The Chancery Court held that CONSOL’s tender offer did not pass muster under this approach. The court held that since the special committee had neither recommended in favor of the transaction, nor was provided with authority comparable to what a board would have in a third-party transaction, a separate and independent basis existed to review the controlling stockholder freeze-out for entire fairness. The court further noted that since T. Rowe Price owned 6.5% of CONSOL’s outstanding common stock and 6.3% of CNX Gas, the effectiveness of the majority-of-the-minority was called into question.
Despite applying the unified approach and finding that plaintiffs had shown a probability of success on the merits regarding the fairness of the transaction, the court ultimately declined to grant the preliminary injunction. The court attributed this to the fact that the plaintiffs could obtain money damages if the defendants fail to establish that the tender offer price is fair.
Vice Chancellor Laster acknowledged that Delaware law regarding the proper analysis of controlling stockholder “freeze-out” transactions is muddled:
I recognize that by applying the unified standard, I reach a different conclusion than the recent [In re Cox Radio, Inc. Shareholders Litigation, 2010 WL 1806616 (Del. Ch. May 6, 2010)] decision, which opted to follow [In re Pure Resources Shareholders Litigation, 808 A.2d 421 (Del. Ch. 2002)]. The choice among [Kahn v. Lynch Communications Systems, Inc., 638 A.2d 1110 (Del. 1994)], Pure Resources, and Cox Communications implicates fundamental issues of Delaware law and public policy that only the Delaware Supreme Court can resolve. Until the Delaware Supreme Court has the opportunity to address Lynch and [In re Siliconix Inc. Shareholders Litigation, 2001 WL 716787 (Del. Ch. June 19, 2001)] definitively, I believe the unified standard from Cox Communications offers the coherent and correct approach.

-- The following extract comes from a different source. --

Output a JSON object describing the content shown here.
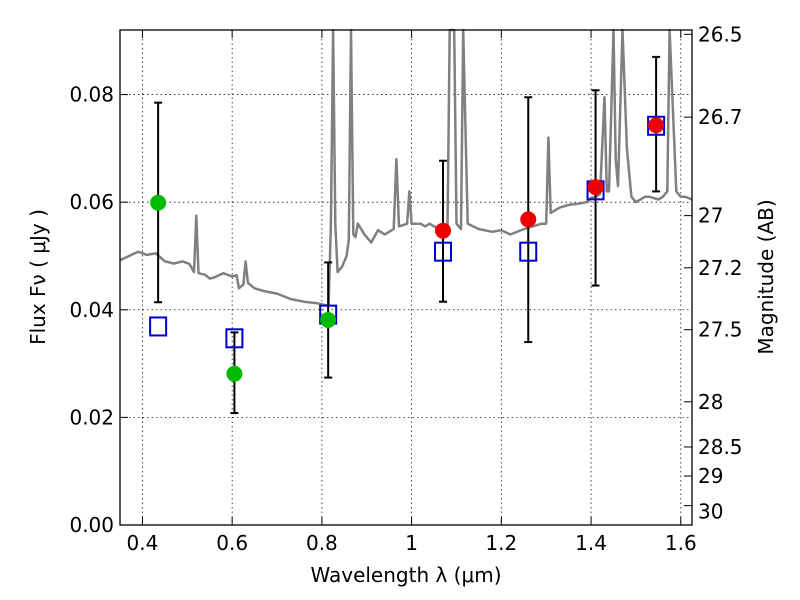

On July 5, 2010, Vice Chancellor Laster granted defendants’ motion to certify the matter for an interlocutory appeal to the Delaware Supreme Court. As the Chancery Court explained, “[w[hether a unilateral two-step freeze-out merits these adjectives constitutes but one of several issues upon which trial court precedents conflict and which only the Delaware Supreme Court can resolve.” Nevertheless, on July 8, 2010, the Delaware Supreme Court declined to grant the petition for interlocutory appeal [here]. The Court held that “appellants’ application for interlocutory review should be refused based upon the current state of the record. The issues raised in this application should be addressed after the entry of a final judgment.” In the unlikely event the case does not settle, then the Delaware Supreme Court will finally address this important issue.